Requerimento de licença poética

   Desta vez serei educada: peço licença para sair da mesa literária, e voltar em breve. Por quê? Ora, é fim de período lá na UERJ, e todos do curso de Direito estão estudando muito, inclusive esta escritora aqui. Sim, eu sei que havia prometido postar novamente logo, mas eu estou sujeita a mudanças de planos.
   Para os que acham que priorizar a vida concreta (a vida lá fora) em relação às publicações, por um período, é negligenciar a Musa, Ela manda dizer que não é bem assim. Afinal, a Dama está em todo lugar, e mesmo no turbilhão do cotidiano, os escritores a veem. E sempre dão um jeito de encontrar uma caneta e uma folha de papel, e usá-los em raros oásis de ócio...
 Com licença poética,
  Isabela Escher Rebelo. 

quarta-feira, 3 de novembro de 2010

Fotopoesia

 Sei que as eleições mal acabaram, e de novo mudo de assunto da política para o lirismo que não tem a ver com o poder. Os leitores desse blog já sabem, entretanto, que não falo de política só em épocas de eleição, assim como não discuto qualquer assunto só enquanto os gigantes da mídia se ocupam disso. Nesse espírito, prometo em breve postar sobre um tema já quase esquecido pela comunicação em massa, e que envolve interesses políticos também.
  Mas voltemos ao presente. Hoje e aqui o lirismo não estará apenas em palavras. Ofereço a vocês também o lirismo das imagens. Que todos tenham olhos para enxergar a Poesia onde quer que ela esteja!

"Para além da Terra, para além do Infinito,
eu procurava avistar o Céu e o Inferno.




  
                                                         Uma voz solene disse-me:





"O Céu e o Inferno estão dentro de ti.'''


PS: Os belíssimos versos são de Omar Khayyam, poeta persa do século XI, autor de "Rubayat". A tradução é uma variante da que aparece no livro "Solo de clarineta, Memórias I", de Érico Veríssimo, no qual tive meu primeiro contato com Khayyam. As fotos foram tiradas na murada da enseada da Urca por Pedro Amorim. E, nesse ensaio, sendo eu a modelo, virei parte de uma fotopoesia...
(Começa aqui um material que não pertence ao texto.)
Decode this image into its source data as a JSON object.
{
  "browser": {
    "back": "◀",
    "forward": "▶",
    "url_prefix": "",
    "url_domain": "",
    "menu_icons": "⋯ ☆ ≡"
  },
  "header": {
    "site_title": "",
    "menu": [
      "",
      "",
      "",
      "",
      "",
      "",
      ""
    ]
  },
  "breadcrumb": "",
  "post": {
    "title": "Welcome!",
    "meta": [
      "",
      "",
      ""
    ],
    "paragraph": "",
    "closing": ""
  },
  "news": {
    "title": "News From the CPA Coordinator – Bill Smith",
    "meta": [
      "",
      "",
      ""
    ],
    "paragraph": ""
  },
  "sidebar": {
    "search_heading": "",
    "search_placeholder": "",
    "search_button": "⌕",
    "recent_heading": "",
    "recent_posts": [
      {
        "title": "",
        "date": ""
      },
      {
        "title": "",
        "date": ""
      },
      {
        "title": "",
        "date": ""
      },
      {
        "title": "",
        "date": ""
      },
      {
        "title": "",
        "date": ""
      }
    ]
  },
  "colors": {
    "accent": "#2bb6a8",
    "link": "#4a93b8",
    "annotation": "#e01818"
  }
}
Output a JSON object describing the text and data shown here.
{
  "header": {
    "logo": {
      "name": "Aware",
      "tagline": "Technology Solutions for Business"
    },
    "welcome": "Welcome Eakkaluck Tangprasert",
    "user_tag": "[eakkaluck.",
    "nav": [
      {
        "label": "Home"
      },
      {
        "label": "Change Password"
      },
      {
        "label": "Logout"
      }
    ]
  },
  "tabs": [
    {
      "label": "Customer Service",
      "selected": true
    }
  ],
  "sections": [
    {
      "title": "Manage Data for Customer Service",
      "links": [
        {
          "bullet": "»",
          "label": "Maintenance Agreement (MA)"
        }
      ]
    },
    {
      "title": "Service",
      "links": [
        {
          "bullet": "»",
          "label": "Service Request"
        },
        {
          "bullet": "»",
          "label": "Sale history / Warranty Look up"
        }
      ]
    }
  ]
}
domingo, 31 de outubro de 2010

Em busca da salvação

 Todos procuram, de alguma forma, a salvação. Mesmo quem não se encaixa na categoria de religioso fervoroso (como eu) a busca. Como? Aplicando a moral na sua vida. A moral não é matéria exclusiva da religião; aquela precede essa, tendo nascido junto com a própria convivência em grupo na Humanidade. Nesse sentido, a diferença entre os religiosos fervorosos e os que não são reside no fato de que esses se preocupam muito mais em aplicar princípios morais nos quais acreditam pela razão ou emoção do que em seguir de forma estrita e cega ordens supostamente vindas de uma entidade superior.
    Mas esse não é um texto filosófico sobre moral e religião; de novo, abordo a política. Muitos políticos brasileiros parecem ter esquecido completamente a moral em suas vidas públicas, a julgar pelos já bastante conhecidos casos de corrupção e mesmo do fato de negarem ad aeternum a sua culpa. Muitos o fazem. Amém.
     Entretanto, queridos irmãos, a religião só é invocada quando convém no cenário brasileiro atual. Quando vários dos nossos amados governantes praticam a corrupção, especialmente desrespeitando o mandamento cristão "Não furtarás", eles se esquecem de todas as doutrinas cristãs que proíbem tal prática. Mas quando as eleições chegam e uma questão carregada de cunho religioso vem à tona, mais uma vez ela é relembrada por partidos, governantes e candidatos.
      Que coincidência! O que eu escrevi se aplica muito bem a esse segundo turno, presidencial, no qual os dois candidatos dizem ser contra o aborto, a favor da vida e da família, discurso tipicamente religioso, incitado por causa de declarações de que Dilma era a favor do aborto.
      Esta será, infelizmente, a questão que norteará as eleições: quem é verdadeiramente o candidato cristão, Dilma ou Serra? Essa é a pergunta que milhões de católicos, evangélicos e espíritas (obviamente, os fervorosos) se fazem diante da escolha que têm de fazer. Como eu já disse aqui na postagem anterior, para que se preocupar com questões como economia, política externa, desigualdade social, concentração fundiária, direitos sociais? Bobagem...
       Aos nossos queridos iludidos religiosos, eu digo: apenas Deus sabe até que ponto os posicionamentos de certos políticos traduzem suas verdadeiras crenças...
       É revoltante ver uma eleição ser praticamente decidida pela religião, mas é isso que vai acontecer. Cabe aqui elogiar sinceramente Marina Silva, que não usou o púlpito como palanque e que sempre quis preservar o Estado Laico. Não, ela não é atéia, pelo contrário, é evangélica; e assim, prova que a razão e a moral política não são exclusivas dos céticos.
        A grande maldição da tradição política brasileira é a busca do messias. O povo sempre está esperando por apenas um líder que consiga, sozinho, consertar o país. E agora o termo "messias" se torna mais apropriado ainda, em vista do caráter religioso desejado por muitos eleitores em seus governantes.
     O que fazer agora? Só sei que continuo a minha eterna cruzada: buscar a palavra que pode verdadeiramente nos salvar. Deixo aqui um antigo poema meu, mas que vale a pena relembrar:


Revolução


 A palavra destrói os grandes reinados;

por trás de uma gota de sangue, tinta azul há.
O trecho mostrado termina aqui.